Бывшая усадьба владельца рыбзавода, где устроили клуб и читальню, была выстроена в стиле модерн: два этажа, стрельчатые окна, вытянутая башенка, треугольная красная крыша со шпилем. Готический замок в миниатюре. При входе растянуто полотнище «Красный штурм». С порога я услышал голос:
— А я тебя раньше видала! На пристани.
Девочка — белая, как одуванчик осенью, — прижимала к груди ворох старых газет. Голенастая, тонкая, бесцветные брови. Тараторя, провела меня в комнату на первом этаже. В центре ее стояли столы. По стенам развешаны плакаты. Крестьянин крупным планом шагает с обрыва в пропасть, подпись: «Неграмотный — тот же слепой». Или красный крылатый конь, на нем фигура, которая раздвигает тучи факелом, смахивающим на дубину. Написано: «Грамота — путь к коммунизму».
Турщ, заглянув, махнул на плакаты:
— Ликпункт — по линии ликвидации неграмотности.
Щепочкой он вычищал краску из-под ногтей, пояснил:
— Возился с лозунгом — не люблю сам. Но теперь, в отсутствие товарища Рудиной, некому доверить.
Да уж, «в отсутствие»… Турщ отошел за дверь — сказал, почиститься от краски. Беленькая девочка все крутилась рядом.
— Люба хорошая была. Отдала мне вот, — выставила ногу в широком ботинке, — ботики городские. Керосин доставала. Писать учила. Раньше тут школа была от помещика. А теперь — все Люба. Поперву писали соком с буряка. Люба чернила достала, устроила. Книги вот, с картинками!
Рассматривая с девочкой книги и плакаты, я расспрашивал между делом, с кем дружила Люба, где бывала и чем была занята кроме клуба. Моя свидетельница отвечала охотно, даже слишком. Но в ее болтовне не нашлось ничего нового.
— Люба не жаловалась ли? Может, она боялась, обидел ее кто…
— Да никого она не боялась! Ну, бывает, полаются, но так… — подпрыгнув, будто воробышек, она уселась на один из столов, болтая ногами, — шуткуя.
— И всерьез ни разу не было?
Она нахмурилась:
— Може, какие наброды? А Люба своя. Любушка своя! — она разревелась. — Нечего ей было в город ихать. Я все знала. Я тут же и сплю — за занавеской.
— Что же знаешь? — Я присел; платка не нашлось, вытер ей щеки ладонью.

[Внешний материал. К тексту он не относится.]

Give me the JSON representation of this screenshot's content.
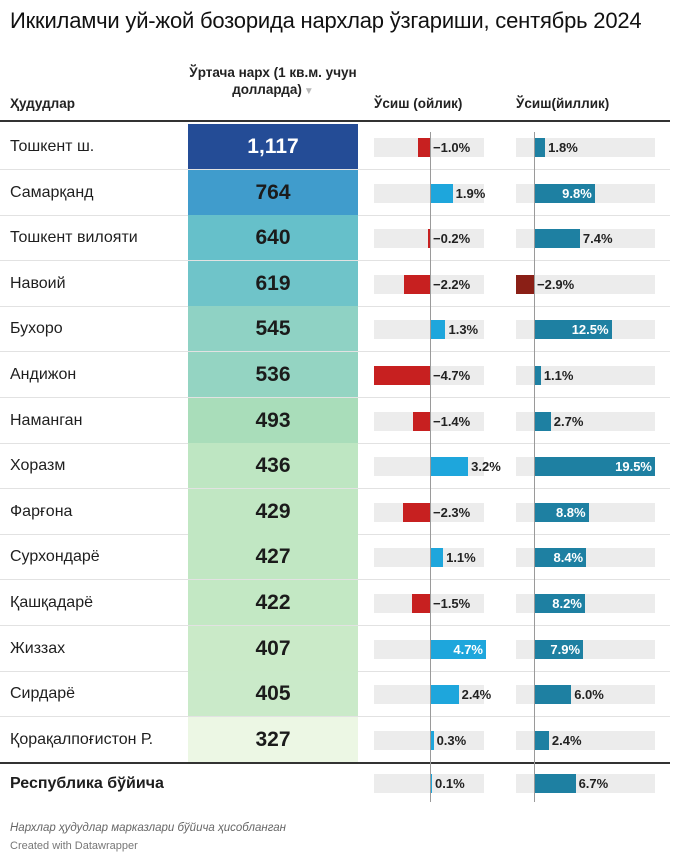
{
  "title": "Иккиламчи уй-жой бозорида нархлар ўзгариши, сентябрь 2024",
  "headers": {
    "region": "Ҳудудлар",
    "price": "Ўртача нарх (1 кв.м. учун долларда)",
    "sort_icon": "▼",
    "monthly": "Ўсиш (ойлик)",
    "yearly": "Ўсиш(йиллик)"
  },
  "colors": {
    "positive_monthly": "#1ea6dc",
    "negative": "#c72020",
    "positive_yearly": "#1e80a2",
    "negative_yearly_dark": "#8a1f16",
    "track": "#ececec"
  },
  "chart_data": {
    "type": "table",
    "title": "Иккиламчи уй-жой бозорида нархлар ўзгариши, сентябрь 2024",
    "columns": [
      "Ҳудудлар",
      "Ўртача нарх (1 кв.м. учун долларда)",
      "Ўсиш (ойлик)",
      "Ўсиш(йиллик)"
    ],
    "rows": [
      {
        "region": "Тошкент ш.",
        "price": 1117,
        "price_label": "1,117",
        "monthly": -1.0,
        "monthly_label": "−1.0%",
        "yearly": 1.8,
        "yearly_label": "1.8%"
      },
      {
        "region": "Самарқанд",
        "price": 764,
        "price_label": "764",
        "monthly": 1.9,
        "monthly_label": "1.9%",
        "yearly": 9.8,
        "yearly_label": "9.8%"
      },
      {
        "region": "Тошкент вилояти",
        "price": 640,
        "price_label": "640",
        "monthly": -0.2,
        "monthly_label": "−0.2%",
        "yearly": 7.4,
        "yearly_label": "7.4%"
      },
      {
        "region": "Навоий",
        "price": 619,
        "price_label": "619",
        "monthly": -2.2,
        "monthly_label": "−2.2%",
        "yearly": -2.9,
        "yearly_label": "−2.9%"
      },
      {
        "region": "Бухоро",
        "price": 545,
        "price_label": "545",
        "monthly": 1.3,
        "monthly_label": "1.3%",
        "yearly": 12.5,
        "yearly_label": "12.5%"
      },
      {
        "region": "Андижон",
        "price": 536,
        "price_label": "536",
        "monthly": -4.7,
        "monthly_label": "−4.7%",
        "yearly": 1.1,
        "yearly_label": "1.1%"
      },
      {
        "region": "Наманган",
        "price": 493,
        "price_label": "493",
        "monthly": -1.4,
        "monthly_label": "−1.4%",
        "yearly": 2.7,
        "yearly_label": "2.7%"
      },
      {
        "region": "Хоразм",
        "price": 436,
        "price_label": "436",
        "monthly": 3.2,
        "monthly_label": "3.2%",
        "yearly": 19.5,
        "yearly_label": "19.5%"
      },
      {
        "region": "Фарғона",
        "price": 429,
        "price_label": "429",
        "monthly": -2.3,
        "monthly_label": "−2.3%",
        "yearly": 8.8,
        "yearly_label": "8.8%"
      },
      {
        "region": "Сурхондарё",
        "price": 427,
        "price_label": "427",
        "monthly": 1.1,
        "monthly_label": "1.1%",
        "yearly": 8.4,
        "yearly_label": "8.4%"
      },
      {
        "region": "Қашқадарё",
        "price": 422,
        "price_label": "422",
        "monthly": -1.5,
        "monthly_label": "−1.5%",
        "yearly": 8.2,
        "yearly_label": "8.2%"
      },
      {
        "region": "Жиззах",
        "price": 407,
        "price_label": "407",
        "monthly": 4.7,
        "monthly_label": "4.7%",
        "yearly": 7.9,
        "yearly_label": "7.9%"
      },
      {
        "region": "Сирдарё",
        "price": 405,
        "price_label": "405",
        "monthly": 2.4,
        "monthly_label": "2.4%",
        "yearly": 6.0,
        "yearly_label": "6.0%"
      },
      {
        "region": "Қорақалпоғистон Р.",
        "price": 327,
        "price_label": "327",
        "monthly": 0.3,
        "monthly_label": "0.3%",
        "yearly": 2.4,
        "yearly_label": "2.4%"
      }
    ],
    "total": {
      "region": "Республика бўйича",
      "monthly": 0.1,
      "monthly_label": "0.1%",
      "yearly": 6.7,
      "yearly_label": "6.7%"
    },
    "monthly_range": [
      -4.7,
      4.7
    ],
    "yearly_range": [
      -2.9,
      19.5
    ]
  },
  "footnote": "Нархлар ҳудудлар марказлари бўйича ҳисобланган",
  "credit": "Created with Datawrapper"
}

Девочка покосилась на распахнутую дверь. За ней слышался командный голос Турща.
— Краска ж есть, банка ищо. Ну ссохла, но ведь она в городе недешево стоит, чего брать? Можно было олифой развести старую, — успокоившись, она говорила рассудительно. — И лозунги мы сами. Я наловчилась, Люба меня хвалила. — Дернула плечиком. — Видать, он отправил, куда деваться.
Турщ, влетев в комнату, бросил ей: «Книги сложи!» — и повернулся ко мне:
— Вопросы культуры ставятся сейчас в центр. Деревня тянется к знанию. Главполитпросвет прислал букварь для крестьян «Наша сила — наша нива», «Агитазбуку» поэта Маяковского. — Он вынул томик из стопки, которую аккуратно складывала девчушка. — Проводим коллективные читки. Широко поставлена лекция, диспут, устные газеты!
У самой двери он передвинул с пути стопку перетянутых бечевкой томов. Я посмотрел: «Бесы», произведения писателя Толстого, религиозная литература.
— Проводим ревизию, — прокомментировал Турщ. — До революции в Ряженом работали земские учителя. Была школа, при ней библиотека. Учителя выступили против большевиков. Арестованы. Кое-что из книг сгорело. Оставшиеся проверяем, вычищаем вредную литературу. Пойдемте. Посмотрите, как устроено.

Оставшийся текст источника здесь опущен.